Is there a way of using SQL or Python (or another language) to return the node-tree for an XML document?
In the XML document example below, the employee node appears twice but the second time it has more nodes within it… same with the address node. Is there a way to return the structure (without values contained within the tags) so that you can see all nodes that exist within another node? Sort of like creating a pivot table of all the field names in an excel document?
<dept> <dept_id>1</dept_id> <dept_name>Marketing</dept_name> <employee> <emp_id>1</emp_id> <emp_fname>Chandler</emp_fname> <address> <street_1>12345 Central Park Ave.</street_1> <street_2></street_2> <city>Hazel Crest</city> <state>IL</state> <zipcode>60429</zipcode> </address> </employee> <employee> <emp_id>2</emp_id> <emp_fname>Joey</emp_fname> <emp_lname>Tribbiani</emp_lname> <emp_title>Manager</emp_title> <address> <street_1>2312 28th Rd.
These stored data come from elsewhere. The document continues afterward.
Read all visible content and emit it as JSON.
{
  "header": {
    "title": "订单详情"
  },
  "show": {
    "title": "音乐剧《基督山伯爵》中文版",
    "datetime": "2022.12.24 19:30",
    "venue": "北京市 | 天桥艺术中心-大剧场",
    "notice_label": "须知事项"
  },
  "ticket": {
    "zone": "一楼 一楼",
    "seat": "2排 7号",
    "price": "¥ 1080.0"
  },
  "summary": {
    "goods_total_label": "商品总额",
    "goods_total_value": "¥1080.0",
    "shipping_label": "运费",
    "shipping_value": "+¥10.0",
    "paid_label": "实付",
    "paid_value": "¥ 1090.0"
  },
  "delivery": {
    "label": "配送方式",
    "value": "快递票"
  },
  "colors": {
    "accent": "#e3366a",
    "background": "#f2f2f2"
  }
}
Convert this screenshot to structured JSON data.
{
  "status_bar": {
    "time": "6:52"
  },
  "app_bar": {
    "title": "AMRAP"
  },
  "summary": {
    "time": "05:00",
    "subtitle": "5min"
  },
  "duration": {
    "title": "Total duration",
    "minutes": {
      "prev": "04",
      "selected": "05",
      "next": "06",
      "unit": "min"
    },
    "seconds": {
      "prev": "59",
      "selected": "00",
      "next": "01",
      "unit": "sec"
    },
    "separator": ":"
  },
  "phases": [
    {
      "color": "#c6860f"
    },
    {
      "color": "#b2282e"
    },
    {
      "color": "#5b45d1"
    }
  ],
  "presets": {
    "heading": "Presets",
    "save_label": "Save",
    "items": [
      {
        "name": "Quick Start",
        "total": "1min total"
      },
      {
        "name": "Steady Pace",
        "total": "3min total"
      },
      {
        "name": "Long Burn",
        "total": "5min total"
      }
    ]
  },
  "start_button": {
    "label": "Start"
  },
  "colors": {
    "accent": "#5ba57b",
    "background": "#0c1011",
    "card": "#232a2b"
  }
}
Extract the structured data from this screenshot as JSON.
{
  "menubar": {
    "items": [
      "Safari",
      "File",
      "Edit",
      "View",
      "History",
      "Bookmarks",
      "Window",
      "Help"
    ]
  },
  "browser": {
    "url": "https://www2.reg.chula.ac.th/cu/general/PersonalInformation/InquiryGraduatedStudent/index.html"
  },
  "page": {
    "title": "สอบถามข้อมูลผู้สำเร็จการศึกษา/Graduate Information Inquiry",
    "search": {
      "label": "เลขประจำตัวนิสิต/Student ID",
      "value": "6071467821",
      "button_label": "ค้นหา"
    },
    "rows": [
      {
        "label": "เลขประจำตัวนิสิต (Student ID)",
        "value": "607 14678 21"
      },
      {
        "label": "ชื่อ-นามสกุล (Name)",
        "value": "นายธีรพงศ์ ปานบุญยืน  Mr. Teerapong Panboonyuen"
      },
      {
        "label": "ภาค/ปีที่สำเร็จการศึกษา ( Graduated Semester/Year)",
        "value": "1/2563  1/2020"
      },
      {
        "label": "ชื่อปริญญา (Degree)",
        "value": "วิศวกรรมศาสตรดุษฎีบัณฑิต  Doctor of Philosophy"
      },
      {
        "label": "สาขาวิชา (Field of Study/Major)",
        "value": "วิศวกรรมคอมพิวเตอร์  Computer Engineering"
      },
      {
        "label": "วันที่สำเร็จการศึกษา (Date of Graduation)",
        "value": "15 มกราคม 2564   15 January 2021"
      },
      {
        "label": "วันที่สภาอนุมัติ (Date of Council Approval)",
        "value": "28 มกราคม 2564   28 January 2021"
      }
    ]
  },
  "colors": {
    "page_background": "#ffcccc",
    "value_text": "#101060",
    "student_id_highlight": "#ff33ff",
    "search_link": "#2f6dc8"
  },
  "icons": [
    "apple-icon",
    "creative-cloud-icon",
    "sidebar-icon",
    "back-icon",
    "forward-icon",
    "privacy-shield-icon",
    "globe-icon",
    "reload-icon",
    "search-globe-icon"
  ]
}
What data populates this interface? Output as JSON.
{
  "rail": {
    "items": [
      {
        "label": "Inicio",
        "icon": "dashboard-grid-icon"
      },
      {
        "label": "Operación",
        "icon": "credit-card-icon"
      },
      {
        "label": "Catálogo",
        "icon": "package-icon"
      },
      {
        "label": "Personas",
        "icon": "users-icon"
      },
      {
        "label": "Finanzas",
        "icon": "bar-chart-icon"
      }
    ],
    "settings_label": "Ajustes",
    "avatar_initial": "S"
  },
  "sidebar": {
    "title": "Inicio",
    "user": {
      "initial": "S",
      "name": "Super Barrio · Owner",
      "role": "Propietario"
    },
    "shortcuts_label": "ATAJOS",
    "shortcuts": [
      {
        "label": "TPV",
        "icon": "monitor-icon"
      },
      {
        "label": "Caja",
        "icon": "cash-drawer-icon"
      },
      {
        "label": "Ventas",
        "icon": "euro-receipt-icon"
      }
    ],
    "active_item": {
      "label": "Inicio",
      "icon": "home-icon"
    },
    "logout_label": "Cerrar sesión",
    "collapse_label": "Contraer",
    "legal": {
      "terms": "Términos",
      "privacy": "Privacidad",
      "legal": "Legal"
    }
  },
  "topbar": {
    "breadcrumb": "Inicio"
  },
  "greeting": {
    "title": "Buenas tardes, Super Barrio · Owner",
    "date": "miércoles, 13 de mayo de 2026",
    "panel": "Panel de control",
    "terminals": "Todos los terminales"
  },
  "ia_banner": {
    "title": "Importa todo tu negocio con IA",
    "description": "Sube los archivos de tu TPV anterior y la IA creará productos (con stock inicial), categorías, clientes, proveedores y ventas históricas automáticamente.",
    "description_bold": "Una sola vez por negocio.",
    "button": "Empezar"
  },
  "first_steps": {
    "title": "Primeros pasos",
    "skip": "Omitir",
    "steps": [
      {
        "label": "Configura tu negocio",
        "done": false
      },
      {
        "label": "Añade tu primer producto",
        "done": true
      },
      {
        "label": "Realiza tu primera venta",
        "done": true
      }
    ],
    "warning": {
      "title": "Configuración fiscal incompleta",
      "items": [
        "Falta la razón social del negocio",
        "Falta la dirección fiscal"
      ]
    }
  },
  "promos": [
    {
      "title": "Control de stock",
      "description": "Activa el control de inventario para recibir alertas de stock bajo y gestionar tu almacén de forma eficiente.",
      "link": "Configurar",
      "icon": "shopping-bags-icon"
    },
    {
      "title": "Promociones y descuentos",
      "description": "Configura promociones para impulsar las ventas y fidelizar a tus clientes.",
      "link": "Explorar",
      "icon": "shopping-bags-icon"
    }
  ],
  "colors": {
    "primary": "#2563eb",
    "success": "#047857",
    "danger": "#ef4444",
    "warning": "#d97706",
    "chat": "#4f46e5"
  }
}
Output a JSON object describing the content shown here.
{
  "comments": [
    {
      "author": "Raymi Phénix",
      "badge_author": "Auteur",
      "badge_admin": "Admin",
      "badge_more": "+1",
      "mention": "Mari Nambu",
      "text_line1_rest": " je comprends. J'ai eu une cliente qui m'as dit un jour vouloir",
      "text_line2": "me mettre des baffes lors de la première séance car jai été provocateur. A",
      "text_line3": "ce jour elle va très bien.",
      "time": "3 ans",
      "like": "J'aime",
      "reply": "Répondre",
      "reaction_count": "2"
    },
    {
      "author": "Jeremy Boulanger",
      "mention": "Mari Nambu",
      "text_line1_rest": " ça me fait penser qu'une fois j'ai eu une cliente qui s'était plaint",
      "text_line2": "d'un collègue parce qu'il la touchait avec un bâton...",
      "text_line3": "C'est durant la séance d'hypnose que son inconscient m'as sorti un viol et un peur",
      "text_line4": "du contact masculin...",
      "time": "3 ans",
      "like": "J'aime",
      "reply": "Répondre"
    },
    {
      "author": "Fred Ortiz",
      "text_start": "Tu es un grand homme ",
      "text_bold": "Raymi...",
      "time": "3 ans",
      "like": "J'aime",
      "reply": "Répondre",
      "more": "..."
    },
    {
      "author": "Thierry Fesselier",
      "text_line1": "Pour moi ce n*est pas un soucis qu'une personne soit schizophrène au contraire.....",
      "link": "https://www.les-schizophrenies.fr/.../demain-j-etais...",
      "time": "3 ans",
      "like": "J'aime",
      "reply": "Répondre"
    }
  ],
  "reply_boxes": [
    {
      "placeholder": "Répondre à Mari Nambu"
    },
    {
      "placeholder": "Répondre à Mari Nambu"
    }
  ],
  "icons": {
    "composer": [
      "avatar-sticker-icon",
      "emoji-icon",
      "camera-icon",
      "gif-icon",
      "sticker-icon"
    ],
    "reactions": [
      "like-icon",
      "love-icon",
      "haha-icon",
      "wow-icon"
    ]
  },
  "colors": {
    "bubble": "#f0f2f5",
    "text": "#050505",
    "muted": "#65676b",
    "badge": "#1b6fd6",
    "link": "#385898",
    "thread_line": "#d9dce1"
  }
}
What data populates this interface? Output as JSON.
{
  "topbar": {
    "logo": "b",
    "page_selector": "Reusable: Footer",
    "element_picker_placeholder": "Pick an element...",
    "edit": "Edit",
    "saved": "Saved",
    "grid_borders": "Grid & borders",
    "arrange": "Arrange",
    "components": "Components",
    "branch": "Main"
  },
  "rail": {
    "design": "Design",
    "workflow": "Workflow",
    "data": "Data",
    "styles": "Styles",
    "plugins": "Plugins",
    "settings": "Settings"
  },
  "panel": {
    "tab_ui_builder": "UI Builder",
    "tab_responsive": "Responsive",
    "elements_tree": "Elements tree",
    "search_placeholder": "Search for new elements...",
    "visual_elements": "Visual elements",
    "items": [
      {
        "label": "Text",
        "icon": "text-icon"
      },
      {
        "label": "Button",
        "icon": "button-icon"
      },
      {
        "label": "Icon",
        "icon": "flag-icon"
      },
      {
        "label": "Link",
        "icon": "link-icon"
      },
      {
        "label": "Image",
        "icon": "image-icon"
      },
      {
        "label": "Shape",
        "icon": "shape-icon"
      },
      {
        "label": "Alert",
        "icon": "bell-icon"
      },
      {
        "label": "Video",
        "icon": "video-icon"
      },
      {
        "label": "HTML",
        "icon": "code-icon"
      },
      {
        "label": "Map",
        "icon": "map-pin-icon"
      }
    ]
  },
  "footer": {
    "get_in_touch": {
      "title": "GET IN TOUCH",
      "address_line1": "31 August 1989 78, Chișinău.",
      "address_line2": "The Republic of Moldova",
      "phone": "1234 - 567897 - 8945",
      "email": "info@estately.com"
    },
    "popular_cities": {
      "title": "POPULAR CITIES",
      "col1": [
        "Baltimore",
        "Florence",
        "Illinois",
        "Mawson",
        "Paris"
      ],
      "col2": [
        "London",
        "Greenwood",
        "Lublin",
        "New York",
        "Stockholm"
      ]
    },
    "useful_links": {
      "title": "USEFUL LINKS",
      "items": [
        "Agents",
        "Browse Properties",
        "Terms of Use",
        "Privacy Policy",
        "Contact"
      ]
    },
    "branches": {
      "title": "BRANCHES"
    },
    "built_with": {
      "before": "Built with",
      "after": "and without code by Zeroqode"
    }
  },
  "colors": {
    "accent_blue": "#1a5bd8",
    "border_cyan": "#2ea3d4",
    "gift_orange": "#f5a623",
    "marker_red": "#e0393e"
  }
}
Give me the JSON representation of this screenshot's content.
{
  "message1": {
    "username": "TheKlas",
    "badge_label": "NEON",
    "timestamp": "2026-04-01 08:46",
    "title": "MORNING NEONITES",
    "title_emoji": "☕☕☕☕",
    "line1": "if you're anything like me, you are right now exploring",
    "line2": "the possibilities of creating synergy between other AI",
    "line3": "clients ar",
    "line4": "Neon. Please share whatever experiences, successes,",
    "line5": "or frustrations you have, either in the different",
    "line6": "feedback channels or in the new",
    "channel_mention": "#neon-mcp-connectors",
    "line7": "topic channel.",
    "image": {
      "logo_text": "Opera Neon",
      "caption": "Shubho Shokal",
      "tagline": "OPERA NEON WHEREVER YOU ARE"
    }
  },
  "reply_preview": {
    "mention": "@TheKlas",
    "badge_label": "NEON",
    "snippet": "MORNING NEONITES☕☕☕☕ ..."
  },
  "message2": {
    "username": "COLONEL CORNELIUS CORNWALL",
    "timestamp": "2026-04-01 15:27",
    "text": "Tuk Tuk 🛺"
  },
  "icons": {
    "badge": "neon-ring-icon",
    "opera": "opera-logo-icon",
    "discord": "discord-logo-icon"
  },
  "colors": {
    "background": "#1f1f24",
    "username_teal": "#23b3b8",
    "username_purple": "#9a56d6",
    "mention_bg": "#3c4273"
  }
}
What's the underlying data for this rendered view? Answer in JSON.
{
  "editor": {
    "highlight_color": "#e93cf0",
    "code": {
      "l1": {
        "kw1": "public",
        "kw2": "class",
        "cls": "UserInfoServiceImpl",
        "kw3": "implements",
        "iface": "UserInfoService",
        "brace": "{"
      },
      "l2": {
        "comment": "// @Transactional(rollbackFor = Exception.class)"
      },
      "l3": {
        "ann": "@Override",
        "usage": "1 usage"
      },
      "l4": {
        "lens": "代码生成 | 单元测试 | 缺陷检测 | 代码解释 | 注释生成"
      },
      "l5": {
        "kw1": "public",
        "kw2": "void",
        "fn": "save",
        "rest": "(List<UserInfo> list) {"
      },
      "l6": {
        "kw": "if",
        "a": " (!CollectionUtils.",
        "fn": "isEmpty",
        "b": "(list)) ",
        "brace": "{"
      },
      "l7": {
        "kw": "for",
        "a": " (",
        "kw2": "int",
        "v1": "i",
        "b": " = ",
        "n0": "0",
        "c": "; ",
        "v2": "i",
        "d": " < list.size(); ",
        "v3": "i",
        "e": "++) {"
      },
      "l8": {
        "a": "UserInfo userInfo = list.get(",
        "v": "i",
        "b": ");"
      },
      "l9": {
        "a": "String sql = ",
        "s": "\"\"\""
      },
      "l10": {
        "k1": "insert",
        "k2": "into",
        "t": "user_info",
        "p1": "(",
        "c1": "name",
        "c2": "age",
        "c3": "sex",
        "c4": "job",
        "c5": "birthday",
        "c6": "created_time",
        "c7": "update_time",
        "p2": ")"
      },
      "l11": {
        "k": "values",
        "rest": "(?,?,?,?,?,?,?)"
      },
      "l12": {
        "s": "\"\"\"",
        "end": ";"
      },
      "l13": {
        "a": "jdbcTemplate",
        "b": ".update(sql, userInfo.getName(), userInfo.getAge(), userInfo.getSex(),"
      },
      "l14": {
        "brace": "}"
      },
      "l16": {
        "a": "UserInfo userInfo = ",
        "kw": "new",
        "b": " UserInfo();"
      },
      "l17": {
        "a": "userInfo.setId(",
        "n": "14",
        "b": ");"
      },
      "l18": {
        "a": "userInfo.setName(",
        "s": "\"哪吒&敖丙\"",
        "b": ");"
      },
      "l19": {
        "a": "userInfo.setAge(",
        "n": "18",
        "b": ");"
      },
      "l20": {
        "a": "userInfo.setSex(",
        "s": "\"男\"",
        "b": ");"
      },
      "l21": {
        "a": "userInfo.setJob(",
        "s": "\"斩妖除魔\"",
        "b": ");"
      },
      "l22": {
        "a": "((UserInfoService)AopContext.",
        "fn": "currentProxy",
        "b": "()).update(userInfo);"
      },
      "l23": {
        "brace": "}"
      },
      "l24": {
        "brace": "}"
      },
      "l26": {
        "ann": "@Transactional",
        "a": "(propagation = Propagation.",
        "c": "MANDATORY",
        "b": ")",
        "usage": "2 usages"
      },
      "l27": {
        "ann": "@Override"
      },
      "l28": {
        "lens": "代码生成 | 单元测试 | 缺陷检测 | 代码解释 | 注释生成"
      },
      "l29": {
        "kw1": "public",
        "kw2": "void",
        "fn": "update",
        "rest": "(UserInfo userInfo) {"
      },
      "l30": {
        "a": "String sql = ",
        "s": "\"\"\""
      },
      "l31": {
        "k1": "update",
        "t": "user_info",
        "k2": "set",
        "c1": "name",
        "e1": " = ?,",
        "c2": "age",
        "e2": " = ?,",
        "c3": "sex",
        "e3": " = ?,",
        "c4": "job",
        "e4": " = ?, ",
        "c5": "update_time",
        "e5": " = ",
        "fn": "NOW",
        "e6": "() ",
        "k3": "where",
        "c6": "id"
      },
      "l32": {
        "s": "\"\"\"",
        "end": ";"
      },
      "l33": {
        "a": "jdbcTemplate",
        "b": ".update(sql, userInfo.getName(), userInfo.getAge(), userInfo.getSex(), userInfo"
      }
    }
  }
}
S.</street_1> <street_2></street_2> <city>Arlington</city> <state>VA</state> <zipcode>22206</zipcode> <start_date>2000-03-01</start_date> <end_date>2012-12-31</end_date> </address> </employee> </dept>
A useful output would be something like this, but could come in whatever form is easiest to generate:
<dept> <dept_id> <dept_name> <employee> <emp_id> <emp_fname> <emp_lname> <emp_title> <address> <street_1> <street_2> <city> <state> <zipcode> <start_date> <end_date>
Thank you!
Advertisement
Answer
select replace(trim(regexp_replace(f.path, '['\[\]@]*' ,''), '$'), '$', ',') as _order ,'<'|| f.value::text || '>' as name from data, table(flatten(input=>xml, recursive=>true)) f where f.key = '@' order by _order;
gives:
_ORDER | NAME |
---|---|
null | <dept> |
0 | <dept_id> |
1 | <dept_name> |
2 | <employee> |
2,0 | <emp_id> |
2,1 | <emp_fname> |
2,2 | <address> |
2,2,0 | <street_1> |
2,2,1 | <street_2> |
2,2,2 | <city> |
2,2,3 | <state> |
2,2,4 | <zipcode> |
3 | <employee> |
3,0 | <emp_id> |
3,1 | <emp_fname> |
3,2 | <emp_lname> |
3,3 | <emp_title> |
3,4 | <address> |
3,4,0 | <street_1> |
3,4,1 | <street_2> |
3,4,2 | <city> |
3,4,3 | <state> |
3,4,4 | <zipcode> |
3,4,5 | <start_date> |
3,4,6 | <end_date> |
and
select REPEAT(' ', regexp_count(_order, '($[0-9]+)*')-1) || name as tree from ( select regexp_replace(f.path, '['\[\]@]*' ,'') as _order ,'<'|| f.value::text || '>' as name from data, table(flatten(input=>xml, recursive=>true)) f where f.key = '@' ) order by _order ;
gives:
TREE |
---|
<dept> |
<dept_id> |
<dept_name> |
<employee> |
<emp_id> |
<emp_fname> |
<address> |
<street_1> |
<street_2> |
<city> |
<state> |
<zipcode> |
<employee> |
<emp_id> |
<emp_fname> |
<emp_lname> |
<emp_title> |
<address> |
<street_1> |
<street_2> |
<city> |
<state> |
<zipcode> |
<start_date> |
<end_date> |